Seasteading Option 2: Continual Commercial Cruises
Cruise ships are a widely used way to spend time at sea — approximately 30 million passengers take a cruise every year (Thanks, ChatGPT!), and these cruises tend to last for a few days to a couple weeks. There are longer cruises (some really amazing 100+ day options, basically round-the-world or world cruise itineraries, but these tend to be relatively expensive per-day. Deep-discount shorter duration cruises are the cheapest per day (especially repositioning cruises, where ships are moved between e.g. the summer market of the Mediterranean and the winter market of the Caribbean, spending days at sea).
(Disclaimer: I’ve only ever taken one cruise in my life (Holland America “Geek Cruises” with my friend’s company, ostensibly to learn Adobe Lightroom, about 12 years ago. It was fun, and the experience overall was great, but since then I’ve only done private boats and ferries, although the line between a ferry and a cruise is somewhat fuzzy.)
Most cruise ships actually spend almost all of their time “working” at sea or in a port taking on/offloading passengers or doing a port visit for paying passengers, with only limited periods of dedicated maintenance — most maintenance is done underway. They’re expensive capital assets, with many crew (on the order of 1:1 with passengers), so there is only a period of weeks to a few months per year where a given ship is taken out of service. Plus, cruise lines often operate multiple comparable ships, and there are numerous cruise lines.
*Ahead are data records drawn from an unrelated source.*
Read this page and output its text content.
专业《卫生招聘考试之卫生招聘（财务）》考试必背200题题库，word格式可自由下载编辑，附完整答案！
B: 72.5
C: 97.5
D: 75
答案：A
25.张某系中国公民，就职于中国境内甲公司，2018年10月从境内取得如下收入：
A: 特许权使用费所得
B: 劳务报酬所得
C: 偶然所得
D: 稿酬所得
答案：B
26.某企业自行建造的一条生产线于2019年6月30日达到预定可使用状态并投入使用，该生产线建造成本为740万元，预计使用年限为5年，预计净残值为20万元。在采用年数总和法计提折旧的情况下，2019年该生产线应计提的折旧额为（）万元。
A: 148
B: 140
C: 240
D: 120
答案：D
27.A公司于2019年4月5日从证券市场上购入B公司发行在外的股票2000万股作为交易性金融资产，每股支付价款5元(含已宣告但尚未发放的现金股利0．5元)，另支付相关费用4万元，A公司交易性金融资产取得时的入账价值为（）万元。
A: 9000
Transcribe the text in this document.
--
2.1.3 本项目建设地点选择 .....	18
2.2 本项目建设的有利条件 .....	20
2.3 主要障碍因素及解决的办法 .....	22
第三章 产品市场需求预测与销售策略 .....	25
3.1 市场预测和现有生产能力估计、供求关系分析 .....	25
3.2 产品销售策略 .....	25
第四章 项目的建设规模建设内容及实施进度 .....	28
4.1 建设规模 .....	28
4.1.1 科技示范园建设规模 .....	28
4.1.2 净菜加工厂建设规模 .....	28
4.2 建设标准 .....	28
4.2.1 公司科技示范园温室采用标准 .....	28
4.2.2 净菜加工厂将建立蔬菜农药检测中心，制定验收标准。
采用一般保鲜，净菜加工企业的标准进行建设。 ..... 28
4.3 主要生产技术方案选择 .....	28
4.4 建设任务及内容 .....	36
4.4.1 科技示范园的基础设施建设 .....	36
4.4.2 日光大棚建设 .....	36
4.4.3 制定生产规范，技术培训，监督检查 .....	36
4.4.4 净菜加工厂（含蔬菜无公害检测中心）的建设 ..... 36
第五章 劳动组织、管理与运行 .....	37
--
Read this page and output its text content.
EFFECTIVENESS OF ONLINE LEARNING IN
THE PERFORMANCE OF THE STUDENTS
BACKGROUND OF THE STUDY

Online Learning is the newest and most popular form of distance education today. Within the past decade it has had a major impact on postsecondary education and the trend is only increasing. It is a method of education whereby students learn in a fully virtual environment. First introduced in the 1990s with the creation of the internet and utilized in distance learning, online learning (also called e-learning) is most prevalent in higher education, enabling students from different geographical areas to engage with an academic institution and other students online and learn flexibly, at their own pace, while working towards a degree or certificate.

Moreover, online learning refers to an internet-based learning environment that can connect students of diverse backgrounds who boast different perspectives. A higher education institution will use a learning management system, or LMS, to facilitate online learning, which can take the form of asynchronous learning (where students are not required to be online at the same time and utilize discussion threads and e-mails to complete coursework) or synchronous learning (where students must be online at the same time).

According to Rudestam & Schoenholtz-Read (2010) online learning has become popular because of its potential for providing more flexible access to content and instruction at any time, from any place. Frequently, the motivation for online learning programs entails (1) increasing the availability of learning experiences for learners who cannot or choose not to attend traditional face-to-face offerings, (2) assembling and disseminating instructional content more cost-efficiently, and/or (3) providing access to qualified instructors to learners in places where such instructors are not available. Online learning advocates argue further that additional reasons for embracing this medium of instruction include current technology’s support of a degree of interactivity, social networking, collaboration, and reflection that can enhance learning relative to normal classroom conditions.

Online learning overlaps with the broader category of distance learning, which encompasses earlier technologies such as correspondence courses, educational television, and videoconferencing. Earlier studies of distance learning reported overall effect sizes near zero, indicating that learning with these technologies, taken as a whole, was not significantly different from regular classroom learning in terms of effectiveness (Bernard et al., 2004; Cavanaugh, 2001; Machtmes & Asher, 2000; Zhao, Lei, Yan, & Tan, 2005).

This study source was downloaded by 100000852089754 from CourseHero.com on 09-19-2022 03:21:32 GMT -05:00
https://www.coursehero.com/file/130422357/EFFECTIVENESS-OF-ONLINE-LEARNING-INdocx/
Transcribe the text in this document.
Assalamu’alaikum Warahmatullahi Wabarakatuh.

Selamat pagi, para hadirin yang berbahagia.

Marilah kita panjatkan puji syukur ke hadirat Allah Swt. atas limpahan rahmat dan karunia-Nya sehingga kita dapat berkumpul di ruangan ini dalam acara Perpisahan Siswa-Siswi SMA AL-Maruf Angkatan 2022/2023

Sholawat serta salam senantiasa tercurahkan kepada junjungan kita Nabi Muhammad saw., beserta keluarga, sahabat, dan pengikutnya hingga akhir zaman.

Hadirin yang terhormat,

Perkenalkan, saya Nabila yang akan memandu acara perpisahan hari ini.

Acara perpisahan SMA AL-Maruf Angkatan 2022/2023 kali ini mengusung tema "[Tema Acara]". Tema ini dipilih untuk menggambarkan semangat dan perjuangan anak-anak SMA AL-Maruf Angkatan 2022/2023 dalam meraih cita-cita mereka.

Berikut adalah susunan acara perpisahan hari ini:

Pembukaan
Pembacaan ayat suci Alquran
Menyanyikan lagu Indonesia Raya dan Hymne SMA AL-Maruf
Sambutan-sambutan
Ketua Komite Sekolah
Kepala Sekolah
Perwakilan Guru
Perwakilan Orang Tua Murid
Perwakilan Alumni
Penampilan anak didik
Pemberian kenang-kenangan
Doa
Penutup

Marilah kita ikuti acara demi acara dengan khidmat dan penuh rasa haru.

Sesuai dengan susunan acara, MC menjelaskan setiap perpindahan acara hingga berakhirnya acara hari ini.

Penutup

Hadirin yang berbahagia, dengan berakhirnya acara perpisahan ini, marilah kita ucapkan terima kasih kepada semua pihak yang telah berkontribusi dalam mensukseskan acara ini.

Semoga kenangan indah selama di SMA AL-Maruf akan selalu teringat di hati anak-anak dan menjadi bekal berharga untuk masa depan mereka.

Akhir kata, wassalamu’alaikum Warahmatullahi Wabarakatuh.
Thus, a pretty obvious strategy presents itself — spending all or nearly all of one’s time on cruise ships by booking back to back cruises, preferably on the same ship but at least with the same line or with easy transfers. For a relatively low per day cost, you can have a place to live, food, maintenance, and everything else taken care of. Generally cruises are in the $100-500/day range. There are point/frequent guest programs which reduce the cost, and various discounts. Usually the people doing these long-term continual cruise plans book relatively inexpensive cabins, and often try to book in advance far enough that they can stay in the same cabin on multiple consecutive sailings.
There are a fair number of people who do this. YouTube has some interviews with them, and this guy is one of the more interesting — a structural engineer who used Covid to make massive amounts of cash as a delivery driver and entrepreneur.
The most famous of the “long term cruisers” is “Super Mario”, who has done this for approximately 20 years!
Obviously, there are some problems with this. Legally, it may complicate one’s residency situation in various countries (this depends on your country of citizenship, of residency, and any special tax considerations). Living in a small cruise ship cabin is itself physically limiting — no kitchen, very small space, constantly changing people on the rest of the ship. The demographics of most cruises are either “old people” (long cruises) or “partiers” (Caribbean and short cruises, and especially cruises with “theme or affinity groups” like LGBT). A lot of these continual cruisers, just like RVers, choose a location in the low-tax parts of the world (e.g. South Dakota or Florida as a US person) and establish residency there (a cheap apartment used infrequently), just to have some address. (I’m not sure how cruising would work as a Puerto Rico Act 22/Act 60 Individual Investor, actually.). Getting off the boat in various ports is easy for people with powerful passports like US, Canada, or EU, but might be difficult for others. Internet has historically been very expensive on cruise ships, but has gotten much cheaper recently, and one option would always be to use cellphone Internet when in range of shore.
Given the physical conditions (cramped/shared) and demographics (older) of cruise passengers, and inherent international travel, Covid really affected the cruise industry. For much of 2020, ships were held at anchor with skeleton crews, sold off, or otherwise very restricted, and that continued into 2021 and in some cases 2022. Cruise lines seem to be mostly back to normal operations now (with some additional sanitation, although Norovirus and other threats were always a reason for on-board sanitation.)
Continual cruising is probably a lifestyle most appealing to older people, or people who for a period of a year or two want to intensively travel and see a variety of coastal locations. (I’d personally love to do Alaska and Antarctic cruises; those are much harder on a private yacht, but would also be interested in some other locations if a private boat were not an option.).
An affinity group block-booking of cruises for “Seasteaders” to try it out might actually be a good idea; I think 25-50 people could book the same cruise as part of an organization with some dedicated program of lectures and workshops.
There are two other cruise ship options (the dedicated at-sea residences like ResidenSea, and buying a cruise ship and converting it to a Seastead) which I’ll probably cover later.